- Born: 21 January 1885 Tallinn, Governorate of Estonia, Russian Empire
- Died: 14 September 1961 (aged 76) Lübeck, West Germany
- Education: Riga Technical University, Techniche Hochschule Dresden
- Occupation: Architect

= Ernst Gustav Kühnert =

Baltic German architect

Ernst Gustav Kühnert (21 January 1885, Tallinn – 14 September 1961, Lübeck) was a Baltic German architect and art historian in Estonia.

He studied at the Riga Technical University from 1902 to 1905 and at the Techniche Hochschule Dresden from 1906 to 1908. From 1910 to 1912 Kühnert worked at a private architecture bureau in Kiel, and during the periods of 1912–1914 and 1918–1944 in Tallinn. In 1945 he moved to Lübeck.

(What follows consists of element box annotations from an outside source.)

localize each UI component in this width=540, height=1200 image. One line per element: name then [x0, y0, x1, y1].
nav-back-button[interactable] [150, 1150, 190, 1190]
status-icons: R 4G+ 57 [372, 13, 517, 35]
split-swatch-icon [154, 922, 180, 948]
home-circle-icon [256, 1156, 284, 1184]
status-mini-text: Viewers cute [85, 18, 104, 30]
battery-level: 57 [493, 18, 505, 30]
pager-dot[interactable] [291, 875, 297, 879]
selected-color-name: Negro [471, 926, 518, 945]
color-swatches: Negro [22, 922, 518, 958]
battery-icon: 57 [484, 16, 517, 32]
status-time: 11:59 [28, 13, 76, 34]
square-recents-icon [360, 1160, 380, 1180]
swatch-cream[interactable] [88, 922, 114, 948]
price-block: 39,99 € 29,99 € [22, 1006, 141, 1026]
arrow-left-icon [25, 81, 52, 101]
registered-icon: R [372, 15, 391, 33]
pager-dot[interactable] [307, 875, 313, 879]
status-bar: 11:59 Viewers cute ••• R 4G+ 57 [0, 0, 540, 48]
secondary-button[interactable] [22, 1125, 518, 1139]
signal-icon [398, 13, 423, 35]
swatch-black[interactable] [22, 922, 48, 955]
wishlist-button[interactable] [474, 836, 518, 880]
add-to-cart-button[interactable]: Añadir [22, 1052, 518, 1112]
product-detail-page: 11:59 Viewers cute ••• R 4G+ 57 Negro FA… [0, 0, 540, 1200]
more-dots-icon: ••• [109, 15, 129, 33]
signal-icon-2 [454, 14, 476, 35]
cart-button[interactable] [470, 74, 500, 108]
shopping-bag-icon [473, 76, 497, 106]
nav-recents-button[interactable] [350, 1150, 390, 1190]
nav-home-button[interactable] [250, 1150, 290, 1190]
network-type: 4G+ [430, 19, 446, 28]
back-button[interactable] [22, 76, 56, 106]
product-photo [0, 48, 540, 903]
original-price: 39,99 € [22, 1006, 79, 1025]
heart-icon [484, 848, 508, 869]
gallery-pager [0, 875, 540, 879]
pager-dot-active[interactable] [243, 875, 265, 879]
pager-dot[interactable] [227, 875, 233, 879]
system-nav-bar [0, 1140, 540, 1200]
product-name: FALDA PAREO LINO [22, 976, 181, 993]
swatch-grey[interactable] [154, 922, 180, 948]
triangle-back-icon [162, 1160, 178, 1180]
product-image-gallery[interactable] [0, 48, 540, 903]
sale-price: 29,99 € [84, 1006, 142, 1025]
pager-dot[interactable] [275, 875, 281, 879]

Kühnert's most active period as an architect was in the 1920s. Most important of all works – rebuilding and renovating several buildings in the historical Old Town of Tallinn. Many of these buildings are now valued as examples of heimat style and Art Nouveau mixed with Estonian traditional architecture. Most of the buildings designed by Kühnert are small-scale dwellings. His 1930s creation can be categorised as functionalism. He also drew the general plans for garden cities of Merivälja (1924–1925) and Nõmme (1926–1927) (both with Robert Natus).

==Gallery==

A heimat style building (with Jacques Rosenbaum) on Süda street in Tallinn. The building is from 1913.
Pikk street 4/6/8 in Tallinn, built in 1920.
Süda street 2 in Tallinn, built in 1932.